Experts predict the future of oil prices

The fall in oil prices, which is turning into a stable negative trend today, has a dual character-fundamental and speculative - according to industry experts.

In their opinion, one of the fundamental reasons for this phenomenon was the refusal of several countries (in particular Libya) to limit the production of black gold. At the same time, the world economy is currently under the heavy burden of the coronavirus pandemic, which forces states to impose strict quarantine. Serious restrictive measures, in turn, negatively affect the oil demand, and the global market creates a surplus.

Analysts note that low prices for raw materials are especially dangerous for Russia since they directly affect the fullness of its budget and the national welfare Fund, from which it is necessary to borrow a lot of money to support the economy.

Despite this, experts allow an increase in oil prices until the end of this year due to OPEC+ statements about the possibility of new restrictions on black gold production. Perhaps a final decision on this issue will be made in the next few weeks because the members of the organization need to take urgent measures to improve the situation in the market.

Meanwhile, the energy Ministry to comment on that statement is not yet ready, although previously the head of Department Alexander Novak mentioned that the final decision will have to observe how the situation will develop in the oil market during November.

The indecision of OPEC+ participants is explained very simply – jumps in barrel quotes can always be explained by early statements about extending the current conditions for reducing 7.7 million barrels per day for three months of 2021.

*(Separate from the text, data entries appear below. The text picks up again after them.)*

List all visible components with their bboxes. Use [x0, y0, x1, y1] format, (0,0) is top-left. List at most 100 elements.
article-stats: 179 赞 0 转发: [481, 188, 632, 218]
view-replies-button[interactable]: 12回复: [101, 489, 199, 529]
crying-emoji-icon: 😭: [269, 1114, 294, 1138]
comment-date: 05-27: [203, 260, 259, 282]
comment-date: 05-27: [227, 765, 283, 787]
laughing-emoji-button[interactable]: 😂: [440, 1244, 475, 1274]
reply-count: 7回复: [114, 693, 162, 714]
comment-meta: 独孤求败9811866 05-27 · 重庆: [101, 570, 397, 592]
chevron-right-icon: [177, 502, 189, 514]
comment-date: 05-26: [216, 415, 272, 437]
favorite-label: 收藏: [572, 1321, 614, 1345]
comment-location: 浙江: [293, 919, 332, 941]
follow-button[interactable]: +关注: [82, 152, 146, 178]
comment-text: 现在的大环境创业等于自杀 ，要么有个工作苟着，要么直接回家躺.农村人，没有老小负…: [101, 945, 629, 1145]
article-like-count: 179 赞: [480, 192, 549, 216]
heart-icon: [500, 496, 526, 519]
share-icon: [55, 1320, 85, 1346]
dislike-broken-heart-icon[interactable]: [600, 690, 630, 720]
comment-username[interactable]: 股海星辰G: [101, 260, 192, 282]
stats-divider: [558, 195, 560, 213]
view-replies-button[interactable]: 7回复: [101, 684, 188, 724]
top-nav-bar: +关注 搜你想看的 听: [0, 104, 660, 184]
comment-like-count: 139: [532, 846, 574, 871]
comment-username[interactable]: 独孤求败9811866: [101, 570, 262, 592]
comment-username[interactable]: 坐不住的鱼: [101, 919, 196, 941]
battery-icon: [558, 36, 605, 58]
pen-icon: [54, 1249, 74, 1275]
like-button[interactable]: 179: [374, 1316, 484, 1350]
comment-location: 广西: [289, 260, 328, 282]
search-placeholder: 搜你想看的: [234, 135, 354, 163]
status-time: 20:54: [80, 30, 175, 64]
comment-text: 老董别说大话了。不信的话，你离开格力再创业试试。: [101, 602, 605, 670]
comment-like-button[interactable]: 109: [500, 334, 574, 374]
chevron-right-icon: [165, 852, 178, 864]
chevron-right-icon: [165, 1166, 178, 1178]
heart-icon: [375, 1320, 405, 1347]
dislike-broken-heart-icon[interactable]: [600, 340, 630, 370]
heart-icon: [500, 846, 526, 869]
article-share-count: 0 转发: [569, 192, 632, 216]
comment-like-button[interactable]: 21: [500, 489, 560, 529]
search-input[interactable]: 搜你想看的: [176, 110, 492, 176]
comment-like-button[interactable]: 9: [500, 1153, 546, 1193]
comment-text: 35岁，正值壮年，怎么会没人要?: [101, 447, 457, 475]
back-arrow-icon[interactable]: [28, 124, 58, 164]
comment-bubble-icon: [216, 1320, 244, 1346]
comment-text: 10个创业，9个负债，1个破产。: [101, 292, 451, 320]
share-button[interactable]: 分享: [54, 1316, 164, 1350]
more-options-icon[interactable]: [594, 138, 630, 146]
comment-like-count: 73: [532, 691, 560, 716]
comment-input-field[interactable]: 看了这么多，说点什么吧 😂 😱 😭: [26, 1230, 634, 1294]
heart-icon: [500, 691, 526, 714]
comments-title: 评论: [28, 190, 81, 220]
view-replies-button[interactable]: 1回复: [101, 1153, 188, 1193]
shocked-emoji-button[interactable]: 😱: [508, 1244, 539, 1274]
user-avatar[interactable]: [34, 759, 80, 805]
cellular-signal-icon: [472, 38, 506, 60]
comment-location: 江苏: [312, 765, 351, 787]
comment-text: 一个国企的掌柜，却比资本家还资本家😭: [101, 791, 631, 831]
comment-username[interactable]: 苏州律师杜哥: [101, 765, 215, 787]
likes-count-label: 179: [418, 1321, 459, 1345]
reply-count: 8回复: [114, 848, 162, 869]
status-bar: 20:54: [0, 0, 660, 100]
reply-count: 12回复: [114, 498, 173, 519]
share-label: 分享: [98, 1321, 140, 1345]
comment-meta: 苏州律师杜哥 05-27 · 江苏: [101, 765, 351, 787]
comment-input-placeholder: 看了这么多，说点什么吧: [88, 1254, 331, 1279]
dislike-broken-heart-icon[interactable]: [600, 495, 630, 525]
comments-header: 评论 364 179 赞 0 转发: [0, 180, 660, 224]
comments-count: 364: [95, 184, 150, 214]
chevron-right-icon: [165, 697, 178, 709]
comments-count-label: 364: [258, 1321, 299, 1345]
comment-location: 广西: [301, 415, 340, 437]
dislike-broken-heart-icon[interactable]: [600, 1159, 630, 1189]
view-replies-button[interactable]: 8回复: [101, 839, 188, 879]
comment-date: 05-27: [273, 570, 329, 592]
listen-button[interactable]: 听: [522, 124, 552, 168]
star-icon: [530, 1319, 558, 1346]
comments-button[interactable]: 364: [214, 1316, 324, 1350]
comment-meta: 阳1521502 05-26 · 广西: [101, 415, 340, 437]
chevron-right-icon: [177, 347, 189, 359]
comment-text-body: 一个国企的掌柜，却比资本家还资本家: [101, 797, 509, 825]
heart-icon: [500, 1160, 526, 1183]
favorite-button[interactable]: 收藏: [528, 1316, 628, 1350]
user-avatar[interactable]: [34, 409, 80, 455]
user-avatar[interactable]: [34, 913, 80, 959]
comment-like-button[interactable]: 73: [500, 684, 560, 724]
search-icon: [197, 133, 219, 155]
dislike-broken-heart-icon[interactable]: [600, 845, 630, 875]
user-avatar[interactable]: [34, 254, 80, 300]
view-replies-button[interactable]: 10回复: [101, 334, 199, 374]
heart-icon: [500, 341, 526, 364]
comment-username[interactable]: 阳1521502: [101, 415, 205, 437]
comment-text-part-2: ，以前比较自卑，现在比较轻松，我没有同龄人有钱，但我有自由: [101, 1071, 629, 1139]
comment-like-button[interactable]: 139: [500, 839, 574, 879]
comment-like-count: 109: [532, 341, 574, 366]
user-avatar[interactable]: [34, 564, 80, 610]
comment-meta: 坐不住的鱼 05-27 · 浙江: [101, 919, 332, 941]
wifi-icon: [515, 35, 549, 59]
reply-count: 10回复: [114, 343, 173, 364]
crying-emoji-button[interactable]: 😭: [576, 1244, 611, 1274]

However, today, in addition to the COVID-19 pandemic, the market is seriously destabilized by the uncertainty with the US presidential election, which will be lifted by the end of November. By this time, it will become more obvious to what extent production in Libya will increase, which is already about 800 thousand barrels per day. In fact, by the beginning of December, only the story of the coronavirus will remain unpredictable for the raw materials market, and then it will be possible to take some serious steps.

Today, it is difficult to predict the scale and duration of the second wave of the pandemic, but the quarantine measures already taken in several leading economies of the world allow us to conclude that the expected decline in economic activity and a possible reduction in demand for oil and petroleum products. Undoubtedly, in response to this, OPEC+ participants will be forced to launch mechanisms to achieve an optimal balance of supply and demand, at least keeping quotas at the current level or increasing them. The simplest solution in this situation is not to reduce the volume of production cuts from January 2021. However, if the oil demand begins to fall even more confidently, it is possible to return to the maximum reduction level of 9.7 million barrels.